My favorite bit was this cutaway model of a T. Rex with a motion sensor. Little kids would wander up and the dinosaur would spring into life and roar.
Finally. A practical museum exhibit.
This wall-length diorama of the savanna doubled as a giant projection screen. Really nice audio-visual design of a passing thunderstorm.
These mounted bird heads lit from below felt like something out of a Nine Inch Nails music video directed by Mark Romanek.
The exhibits were biased toward species found in or native to China, which I appreciated. This dinosaur is named Huaxiosaurus aigahtens.
This is a map of China on the floor marked with all the different soil types throughout the country with core samples for each.
Seeing this, I wanted to get my Star Wars action figures so I could play in the Malachite. (Total Dark Side mineral name, right?)
The anthropological area of the museum was mostly empty and felt likeit was almost an afterthought.
Though, I did find this sign about alcohol production in China intriguing.
And tea types.
That’s when I started noticing that every map in the entire museum called out the (disputed) South China Sea islands as part of China, even if the islands weren’t relevant to the subject of the particular map.
I could not find an angle where I could capture the entire length of this impressive sauropod, the longest in the world.

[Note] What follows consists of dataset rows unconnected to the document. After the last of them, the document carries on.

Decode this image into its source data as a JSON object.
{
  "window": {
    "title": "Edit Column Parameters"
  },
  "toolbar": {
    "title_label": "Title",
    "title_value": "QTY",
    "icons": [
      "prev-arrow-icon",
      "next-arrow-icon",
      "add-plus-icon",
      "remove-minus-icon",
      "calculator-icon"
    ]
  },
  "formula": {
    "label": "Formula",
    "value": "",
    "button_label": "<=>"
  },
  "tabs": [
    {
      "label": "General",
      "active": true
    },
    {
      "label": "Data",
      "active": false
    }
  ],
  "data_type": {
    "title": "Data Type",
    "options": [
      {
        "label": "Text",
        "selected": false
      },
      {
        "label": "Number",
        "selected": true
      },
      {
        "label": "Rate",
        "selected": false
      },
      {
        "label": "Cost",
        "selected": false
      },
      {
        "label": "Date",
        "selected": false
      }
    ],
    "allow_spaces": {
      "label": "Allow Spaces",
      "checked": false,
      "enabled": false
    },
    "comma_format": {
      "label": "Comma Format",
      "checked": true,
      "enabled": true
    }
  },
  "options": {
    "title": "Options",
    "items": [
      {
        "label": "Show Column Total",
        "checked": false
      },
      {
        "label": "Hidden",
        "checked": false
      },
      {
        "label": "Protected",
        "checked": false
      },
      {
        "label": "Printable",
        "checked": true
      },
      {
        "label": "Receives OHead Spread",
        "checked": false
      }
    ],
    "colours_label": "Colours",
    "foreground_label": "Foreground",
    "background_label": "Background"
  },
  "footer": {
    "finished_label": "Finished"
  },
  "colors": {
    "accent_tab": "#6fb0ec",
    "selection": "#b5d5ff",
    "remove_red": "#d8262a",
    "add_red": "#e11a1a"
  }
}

I found the Chinese name intriguing: 中加马门溪龙 (Zhōng jiā mǎ mén xī lóng). The 龙 made sense, because the word for dinosaur is 恐龙 (kǒnglóng meaning “fear dragon” which is kind of awesome.) And 马门溪 makes sense because “mǎ mén xī” sounds like the Latin “Mamenchi”. But 中 means “middle” and 加 means “to add” which didn’t make any sense to me until I read the plaque about how Chinese & Canadian scientists had made the discover. The usual name for China is 中国 (Zhōngguó) and Canada is 加拿大 (Jiānádà) and they used the Chinese convention of taking a piece of one country or continent or whatever and the piece of another and joining them together, thus 中加 (Zhōng jiā)!